Conference 2021 Poster Presentation


Project title

The Clearance of Latent Cytomegalovirus in Donor Lungs Using Gene-Editing Therapy Before Transplantation.


Authors and Affiliations

Anson Lau1, Omar F. Khan1,2

1. Institute of Biomedical Engineering, University of Toronto, Toronto, Canada
2. Department of Immunology, University of Toronto, Toronto, Canada




Cytomegalovirus (CMV) infection is among the most common cause of morbidity and mortality in lung transplant recipients. It is estimated that up to 50–90% of the adult population is infected by CMV, making donor organs likely to harbour the incurable virus. Gene editing technology where CRISPR/Cas9 cleaves regions of viral DNA offers a promising solution to eliminate CMV in the donor lungs. Traditionally, gene-editing payloads are delivered virally. However, viral delivery could risk permanent alteration of the host genome, trigger inflammatory reactions and has a relatively small payload capacity. Contrastingly, we hypothesize that our synthetic, high-capacity nanoparticles can transiently co-deliver a controlled dosage of multiple viral gene-targeting single guide RNAs (sgRNAs) and Cas9 mRNA (multiplexing) to eliminate latent CMV in infected donor lungs without inducing immunogenic responses.

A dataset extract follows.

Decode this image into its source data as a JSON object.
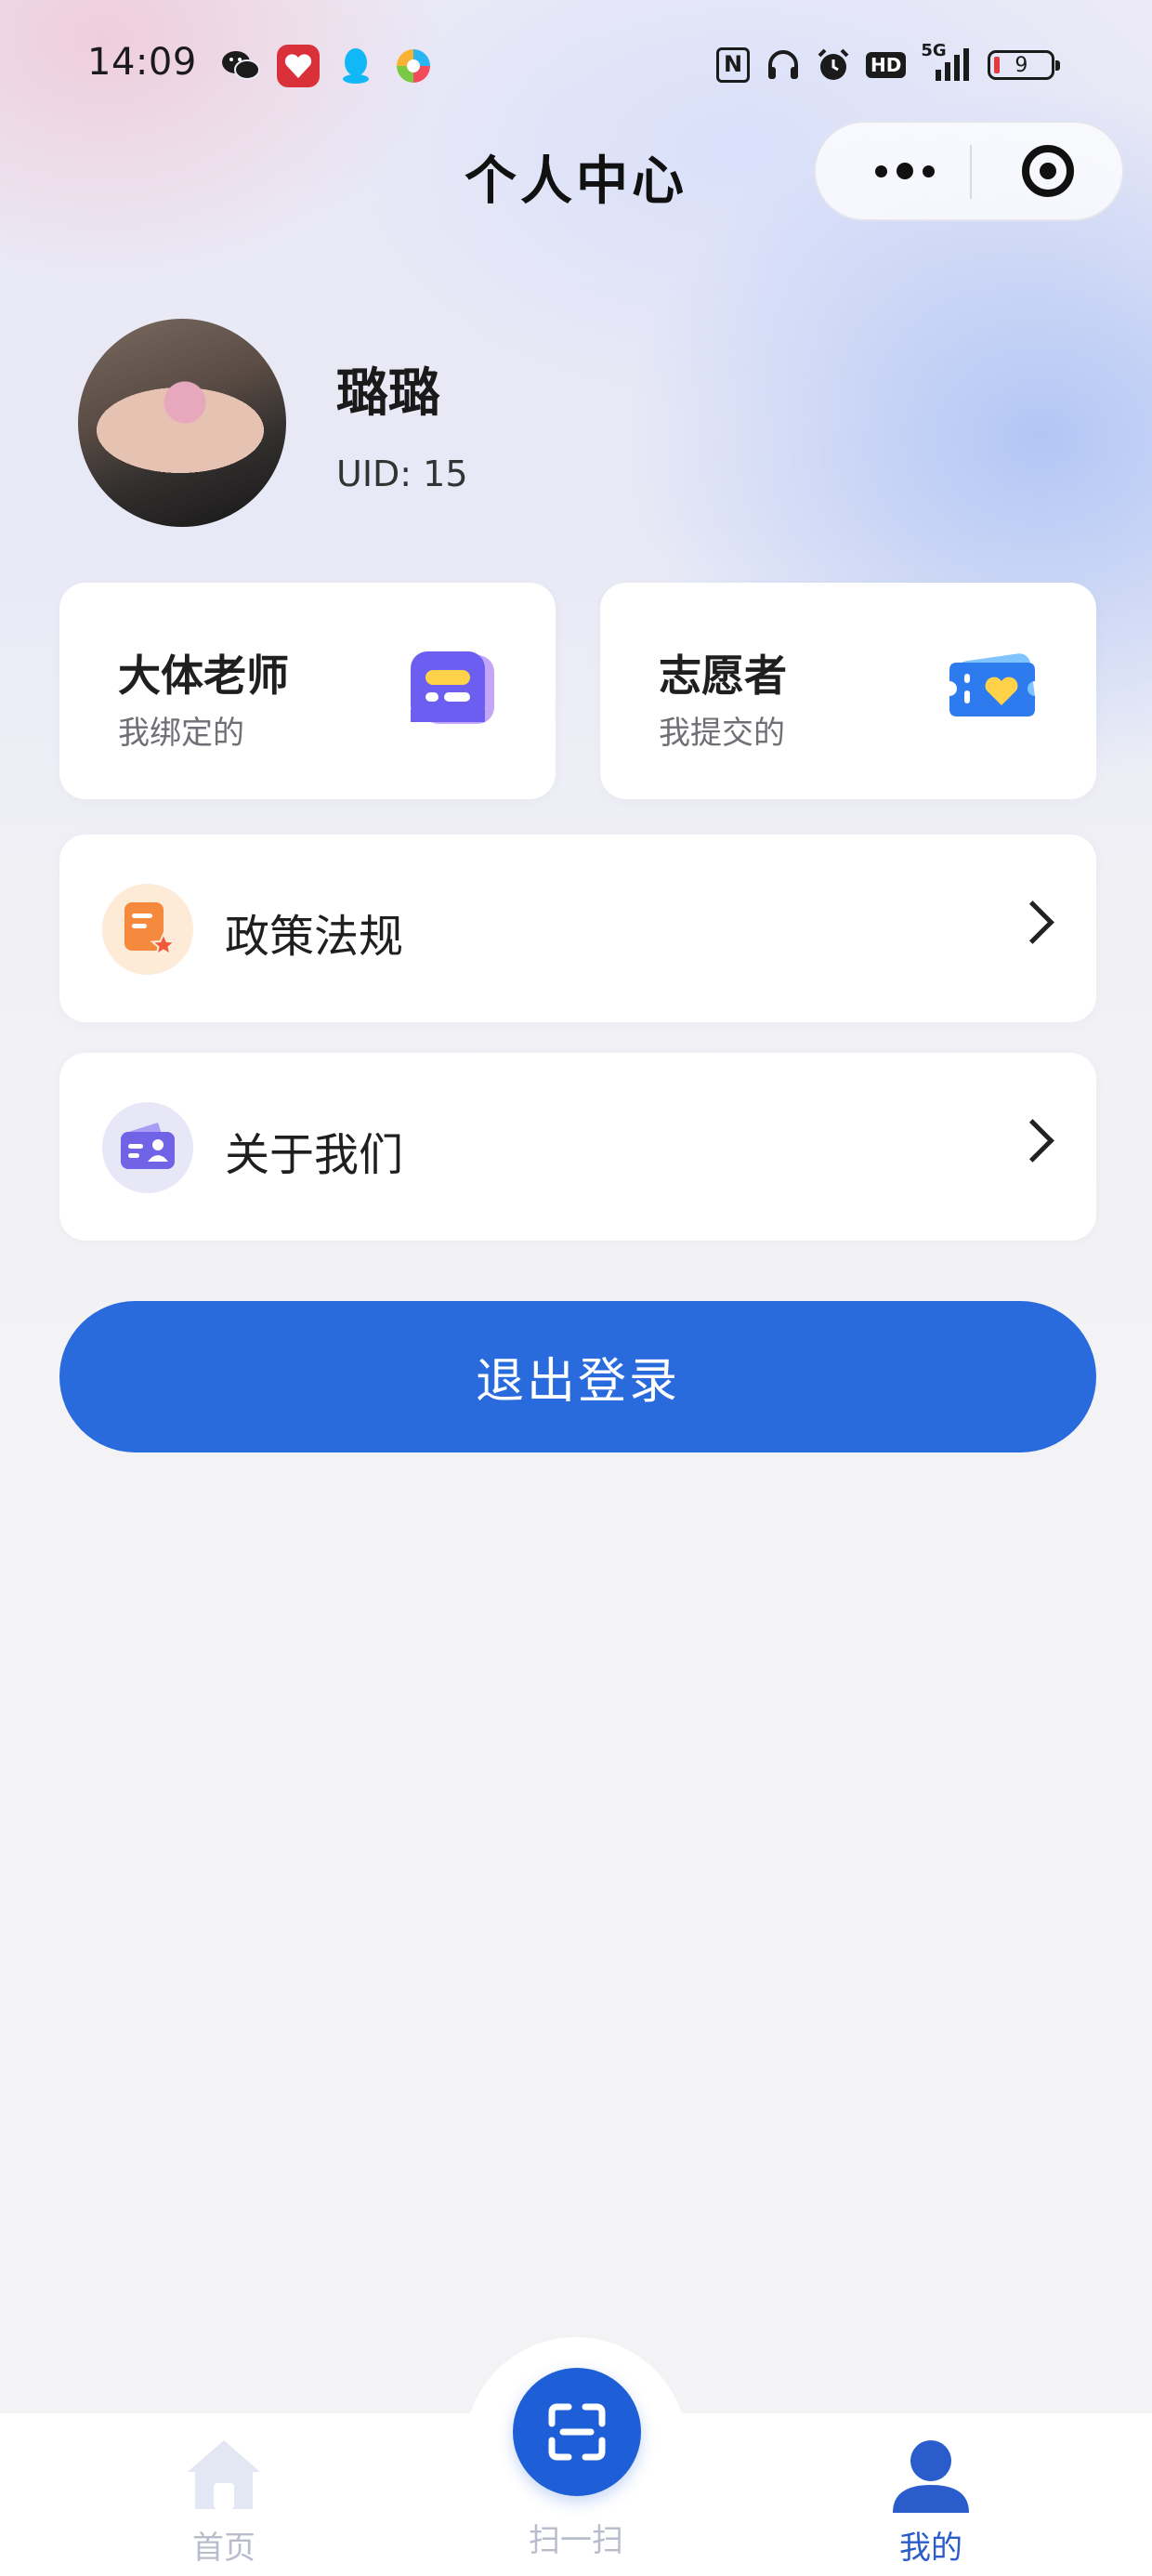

SgRNAs are designed to target 5 immediate-early (IE) genes of CMV, they are R36, R37, R38, r122-EX5 and r123-EX4. After, nanoparticles are made using michael addition and ring open epoxide reaction and subsequently mixed with the sgRNAs and Cas9 mRNA to self-assemble into the multiplexed nanoparticles. In parallel, LEWIS rats are latently infected with rat CMV and their lungs are removed and perfused with the multiplexed nanoparticles using ex vivo lung perfusion (EVLP). The treated lungs are then screened for cytotoxicity and editing events and immediately transplanted into a seronegative recipient to determine the transplantation prospect and therapeutic efficacy.


(Expected) The delivery of CRISPR/Cas9 nucleic acids using our nanoparticles in EVLP is expected to destroy latent CMV genomes residing in the lungs with minimal immunogenic response and cytotoxicity. Viral genome sequencing is expected to observe indels at the 5 targeted IE genes site. The viral load upon reactivation within transplanted recipients is expected to decrease. Due to the decrease in viral load, CMV-related lung transplant complications are expected to decrease along with an increase in life expectancy.


By eliminating latent CMV within donor lungs before transplantation, the pool of viable donor lungs can be drastically increased to meet the growing need for donor organs. Furthermore, CMV-related transplant complications can also be greatly reduced which can improve the transplantation prospect and recipient life-expectancy.